According to project numbers, an average of 16,000 vehicles per day have been driving through downtown Miami en route to PortMiami. A good chunk of that traffic was made up of tractor trailers heading off I-95. Which, according to Miami Access Tunnel vice president Chris Hodgkins, was a harrowing endeavor.
“You’re coming down south. You’re going to get in that far left-hand lane, where it says Miami Beach, MacArthur Causeway, 395,” explains Hodgkins. “And then they would veer into the right-hand lane. And then they would have to go down Biscayne.”
Trucks had to take that same 395 to Biscayne Blvd. exit that tends to back up during Miami Heat games.
“They would go through five traffic lights,” says Hodgkins, “spewing all their diesel each time they stopped, queuing up at that ramp that would back traffic up on the 395 and then onto 95.”
A Florida Department of Transportation official says that particular situation -- traffic backing up from the Biscayne Blvd. exit onto 395 and then onto I-95 -- does happen, but only occasionally.
With the PortMiami Tunnel, trucks won’t have to take that exit ramp at all and will cross fewer lanes of traffic getting tunnel access.
But the number of trucks actually making that drive represent just fraction of the big-rig wheels on I-95. Depending on the particular stretch of road, almost 16,000 trucks per day travel along I-95 in South Florida according to FDOT numbers.
From the warehouse to I-95
Some of those trucks start their journey from a small warehouse in Doral.
“It’s a little cold in there,” says Enrique Lima, transportation operations manager at Armellini Express Lines, as he opens his warehouse door and is greeted by a blast of 37-degree air. He walks inside towards one of thousands of rectangular cardboard boxes and looks at a label.
“This is where it’s coming from: Ecuador, South America. These are roses,” Lima says. “This one is going to Romulus, Mich.”
The Armellini company is a mover of flowers. Other companies import the flowers from Latin America and sell them all over the country. Armellini gets them there, more often than not, on I-95.
“It is the main artery out of South Florida and into South Florida,” says Lima. “Any company that’s down here or ends up down here does have to use I-95.”
Out in the Armellini driver’s lounge, a few guys sit while Family Feud plays on a TV next to a vending machine.
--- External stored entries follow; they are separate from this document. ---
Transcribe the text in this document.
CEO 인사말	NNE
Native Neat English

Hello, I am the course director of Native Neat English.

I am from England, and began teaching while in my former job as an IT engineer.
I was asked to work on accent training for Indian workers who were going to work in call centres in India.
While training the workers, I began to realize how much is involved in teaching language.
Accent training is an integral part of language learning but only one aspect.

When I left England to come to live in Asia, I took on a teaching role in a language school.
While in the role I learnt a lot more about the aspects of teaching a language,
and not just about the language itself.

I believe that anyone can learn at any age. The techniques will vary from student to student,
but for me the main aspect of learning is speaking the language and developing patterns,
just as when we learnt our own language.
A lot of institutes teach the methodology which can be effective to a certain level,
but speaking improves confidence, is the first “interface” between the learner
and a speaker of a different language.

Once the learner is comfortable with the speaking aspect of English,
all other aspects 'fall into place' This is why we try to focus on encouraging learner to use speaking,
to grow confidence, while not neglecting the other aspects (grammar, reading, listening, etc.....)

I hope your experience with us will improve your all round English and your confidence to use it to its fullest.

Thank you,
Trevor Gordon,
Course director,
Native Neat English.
Driver Pablo Diaz is still waiting to hear where he’s headed today. Diaz has done the overnight 95 shift a number of times and says the first leg can be the worst leg.
“The problems on I-95 are when you drive during rush hour,” says Diaz. “Some drivers are going very fast to go home, they’re in a hurry to go home so they cut you off on the road.”
The cost of trucking
Aside from the emotional toll, traffic has an actual cost. The Texas A&M Transportation Institute estimates that in 2011 South Florida congestion cost the trucking industry almost $750 million.
Between Port Everglades and PortMiami, moving goods has become a crucial part of the local economy.
“We’re not just sun and tourists,” says Richard Biter, FDOT’s Assistant Secretary for Intermodal Systems Development.
He says, while expensive, transportation projects like the PortMiami Tunnel are ways of getting goods moving and making the region a more viable place to run a business. With the expansion of the Panama Canal, even more freight could be heading out of local ports and up I-95 -- which would give further weight to Biter’s proposed motto for I-95.
“As I like to say, it goes from Florida to Maine. As opposed to the other way around.”